American screenwriters and journalists

Aaron and Jordan Kandell (both born June 16, 1982) are identical twin American screenwriters and journalists. They were born and raised in Honolulu, Hawaii, and studied film and creative writing at the University of Southern California. They have written numerous original feature film and television projects for Fox Animation, Disney Animation, Warner Brothers Pictures, 20th Century Fox, Legendary and Paramount Pictures. The Kandell brothers were on the 2013 Young and Hungry List and their screenplay The Golden Record was on the 2013 Black List. They also served as screenwriters on Disney Animation's Moana.

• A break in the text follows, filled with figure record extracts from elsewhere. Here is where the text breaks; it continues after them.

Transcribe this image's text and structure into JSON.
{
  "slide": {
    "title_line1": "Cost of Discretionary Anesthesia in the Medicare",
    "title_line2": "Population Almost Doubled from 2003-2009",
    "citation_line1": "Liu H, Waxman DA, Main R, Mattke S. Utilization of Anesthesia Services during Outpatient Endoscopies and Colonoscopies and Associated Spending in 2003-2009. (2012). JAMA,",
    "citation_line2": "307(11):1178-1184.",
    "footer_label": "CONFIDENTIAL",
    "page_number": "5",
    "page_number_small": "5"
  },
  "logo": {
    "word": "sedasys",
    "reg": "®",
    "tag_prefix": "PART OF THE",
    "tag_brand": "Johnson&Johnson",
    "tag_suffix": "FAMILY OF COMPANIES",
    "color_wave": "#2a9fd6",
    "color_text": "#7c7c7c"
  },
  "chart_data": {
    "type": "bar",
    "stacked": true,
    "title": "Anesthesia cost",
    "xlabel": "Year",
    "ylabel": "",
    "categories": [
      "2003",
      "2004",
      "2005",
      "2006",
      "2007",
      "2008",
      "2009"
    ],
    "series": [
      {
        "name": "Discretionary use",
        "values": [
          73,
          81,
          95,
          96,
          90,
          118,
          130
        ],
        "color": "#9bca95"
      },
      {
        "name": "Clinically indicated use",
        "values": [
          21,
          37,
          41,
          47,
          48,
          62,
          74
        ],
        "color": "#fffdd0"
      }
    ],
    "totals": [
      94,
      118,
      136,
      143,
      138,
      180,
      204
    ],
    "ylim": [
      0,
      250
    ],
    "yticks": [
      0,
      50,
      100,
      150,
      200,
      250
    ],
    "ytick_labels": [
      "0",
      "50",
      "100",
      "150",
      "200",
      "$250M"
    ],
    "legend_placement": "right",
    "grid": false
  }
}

The Kandells wrote the spec script that was turned into the film Adrift (2018), directed by Baltasar Kormákur and starring Shailene Woodley.

== Films ==
- Happiest Man Alive (2010), writers
- Moana (2016), writers for Disney Animation
- Adrift (2018), writers (also producers)
- Untitled Fox Animation Project (in development), writers for Fox Animation
- Sidekicks (in development), writers for Paramount Pictures
- Supernormal (in development), writers for Netflix
- The Golden Record (in development), writers for Endgame Entertainment
- Stranded (in development)
- Conviction (in development), producing with Malpaso Productions for Warner Bros.